Französische Spieler kommen gerne in die Bundesliga

Reizvolles Ziel: "Deutschland hat unsere Zukunft in der Hand"

Franzosen in der Bundesliga: Der Mainzer Abdou Diallo, Bayerns Kingsley Coman, Dortmunds Dan-Axel Zagadou und Gladbachs Michael Cuisance (v.l.).

Franzosen in der Bundesliga: Der Mainzer Abdou Diallo, Bayerns Kingsley Coman, Dortmunds Dan-Axel Zagadou und Gladbachs Michael Cuisance (v.l.). imago

Borussia Dortmund war für ihn nur eine Durchgangsstation, daraus hat Ousmane Dembelé nie einen großen Hehl gemacht. Für das französische Talent war die Bundesliga nicht das große Ziel, er wollte von Anfang an zum noch "heißeren" FC Barcelona. Für viele seiner jungen Landsleute ist das anders. "Deutschland", schrieb die Sporttageszeitung "L'Equipe" am Montag groß auf ihrem Titel, "hat unsere Zukunft in der Hand."

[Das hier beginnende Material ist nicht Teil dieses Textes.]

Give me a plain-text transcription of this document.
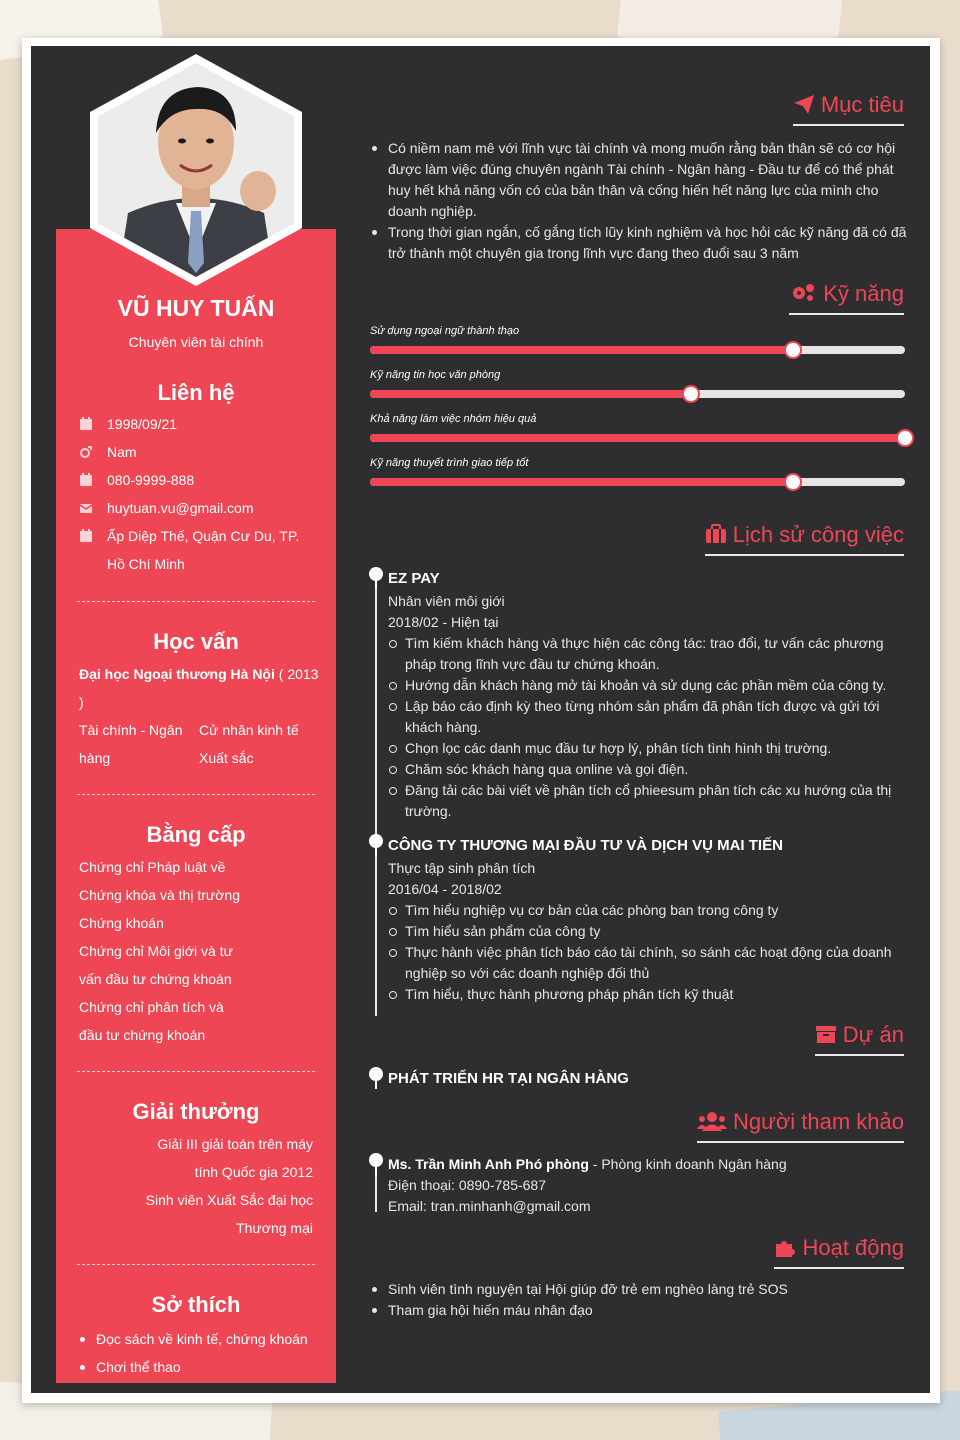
VŨ HUY TUẤN
Chuyên viên tài chính
Liên hệ
1998/09/21
Nam
080-9999-888
huytuan.vu@gmail.com
Ấp Diệp Thế, Quận Cư Du, TP.
Hồ Chí Minh
Học vấn
Đại học Ngoại thương Hà Nội ( 2013
)
Tài chính - Ngân
hàng
Cử nhân kinh tế
Xuất sắc
Bằng cấp
Chứng chỉ Pháp luật về
Chứng khóa và thị trường
Chứng khoán
Chứng chỉ Môi giới và tư
vấn đầu tư chứng khoán
Chứng chỉ phân tích và
đầu tư chứng khoán
Giải thưởng
Giải III giải toán trên máy
tính Quốc gia 2012
Sinh viên Xuất Sắc đại học
Thương mại
Sở thích
Đọc sách về kinh tế, chứng khoán
Chơi thể thao
Mục tiêu
Có niềm nam mê với lĩnh vực tài chính và mong muốn rằng bản thân sẽ có cơ hội
được làm việc đúng chuyên ngành Tài chính - Ngân hàng - Đầu tư để có thể phát
huy hết khả năng vốn có của bản thân và cống hiến hết năng lực của mình cho
doanh nghiệp.
Trong thời gian ngắn, cố gắng tích lũy kinh nghiệm và học hỏi các kỹ năng đã có đã
trở thành một chuyên gia trong lĩnh vực đang theo đuổi sau 3 năm
Kỹ năng
Sử dụng ngoại ngữ thành thạo
Kỹ năng tin học văn phòng
Khả năng làm việc nhóm hiệu quả
Kỹ năng thuyết trình giao tiếp tốt
Lịch sử công việc
EZ PAY
Nhân viên môi giới
2018/02 - Hiện tại
Tìm kiếm khách hàng và thực hiện các công tác: trao đổi, tư vấn các phương
pháp trong lĩnh vực đầu tư chứng khoán.
Hướng dẫn khách hàng mở tài khoản và sử dụng các phần mềm của công ty.
Lập báo cáo định kỳ theo từng nhóm sản phẩm đã phân tích được và gửi tới
khách hàng.
Chọn lọc các danh mục đầu tư hợp lý, phân tích tình hình thị trường.
Chăm sóc khách hàng qua online và gọi điện.
Đăng tải các bài viết về phân tích cổ phieesum phân tích các xu hướng của thị
trường.
CÔNG TY THƯƠNG MẠI ĐẦU TƯ VÀ DỊCH VỤ MAI TIẾN
Thực tập sinh phân tích
2016/04 - 2018/02
Tìm hiểu nghiệp vụ cơ bản của các phòng ban trong công ty
Tìm hiểu sản phẩm của công ty
Thực hành việc phân tích báo cáo tài chính, so sánh các hoạt động của doanh
nghiệp so với các doanh nghiệp đối thủ
Tìm hiểu, thực hành phương pháp phân tích kỹ thuật
Dự án
PHÁT TRIỂN HR TẠI NGÂN HÀNG
Người tham khảo
Ms. Trần Minh Anh Phó phòng - Phòng kinh doanh Ngân hàng
Điện thoại: 0890-785-687
Email: tran.minhanh@gmail.com
Hoạt động
Sinh viên tình nguyện tại Hội giúp đỡ trẻ em nghèo làng trẻ SOS
Tham gia hội hiến máu nhân đạo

Beispielsweise die von Abdou Diallo (21, Mainz 05), jene von Jean-Kevin Augustin (20), Dayot Upamecano (19) und Ibrahima Konaté (18, alle RB Leipzig), von Dan-Axel Zagadou (18, Dortmund) oder Michael Cuisance (18, Gladbach). Dabei nicht vergessen werden dürfen Sebastien Haller (23, Frankfurt), Sehrou Guirassy (21, Köln) und Corentin Tolisso (23, Bayern München), der teuerste Einkauf der Bundesliga-Geschichte . Viele von ihnen kamen im vergangenen Sommer nach Deutschland - keiner von ihnen ist älter als 23. Amine Harit (20, Schalke 04) gehörte auch in diese Kategorie, hat sich inzwischen aber für Marokko entschieden.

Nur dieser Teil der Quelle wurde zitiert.